Politik : Terror aus Nordafrika

Im Maghreb hat sich ein Ableger von Al Qaida formiert/ BND: Europa ist in Gefahr

Frank Jansen

Berlin - Es braut sich etwas zusammen in Nordafrika, mit unangenehmen Folgen auch für die Europäer. Seit 2007 habe der Terror am südlichen Rand des Mittelmeers „eine neue Dimension erreicht“, sagt Ernst Uhrlau, Chef des Bundesnachrichtendienstes, zu Beginn des BND-Symposiums in Berlin mit dem Motto „Globaler Dschihad – Europa im Focus“. Vor mehreren Hundert Sicherheitsexperten aus dem In- und Ausland skizzieren Uhrlau und weitere Fachleute eine Gefahr, die bislang in Europa nur am Rande wahrgenommen wird: Al Qaida verfügt seit knapp zwei Jahren in Nordafrika über den Ableger „Al Qaida im islamischen Maghreb“, von Experten kurz „AQM“ genannt. Die aus der algerischen Terrortruppe GSPC hervorgegangene Allianz militanter nordafrikanischer Islamisten ist für Attacken in Algerien, Tunesien, Mauretanien und anderen Ländern der Region verantwortlich – die Zahl der Anschlagsopfer steigt rapide.
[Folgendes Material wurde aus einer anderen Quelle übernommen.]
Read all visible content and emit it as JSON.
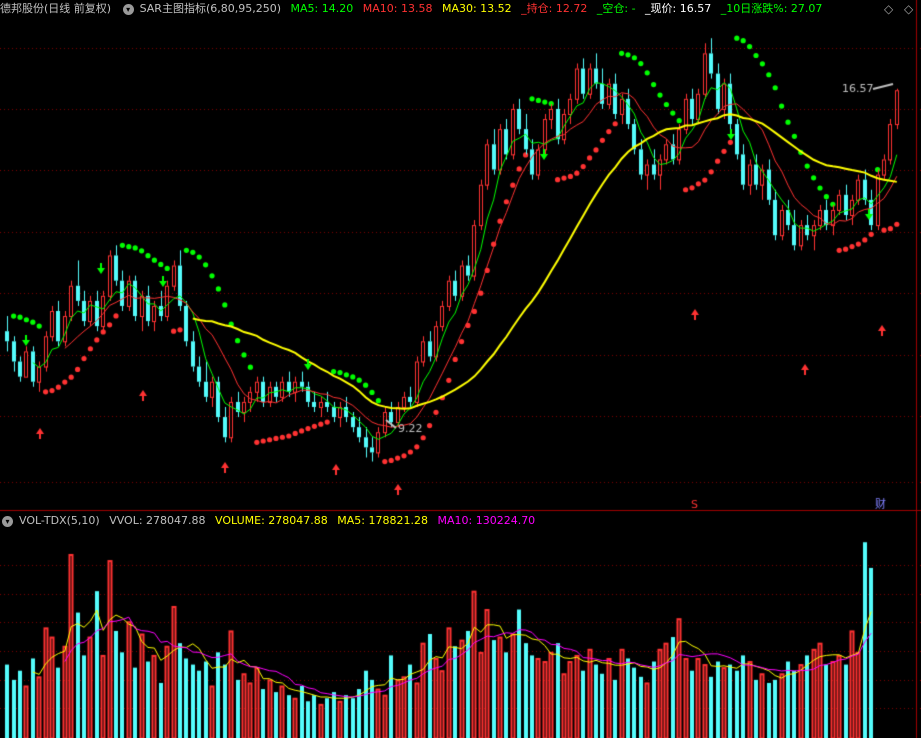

Die AQM sei, warnt Uhrlau, „dasjenige Al-Qaida-Franchise-Unternehmen, das derzeit die größte Dynamik entfaltet“. Seit dem Anschluss an Al Qaida hätten sich die Aktionsformen und das Zielspektrum verändert. Es würden nun Selbstmordattentate verübt und „ausländische Interessen“ angegriffen. Gefährdet sind unter anderem Touristen: Uhrlau erwähnt den Fall des im Februar in Tunesien entführten österreichischen Ehepaares, das nach Mali verschleppt wurde, ins Rückzugsgebiet der AQM.

Die Gefahr reicht aber auch nach Europa hinein. Über die zahlreichen maghrebinischen Migranten in Frankreich, Spanien und weiteren Ländern könnte die AQM eine „besondere Bedeutung für unsere terroristische Bedrohungslage haben“, sagt Uhrlau. Damit berührt er einen heiklen Punkt. Bei dem Symposium wird diskutiert, wie sich angesichts der Terrorgefahr das Verhältnis zwischen dem Westen und den Muslimen verändert. Mit Bezug auf die Communities in Europa und die islamischen Länder überhaupt.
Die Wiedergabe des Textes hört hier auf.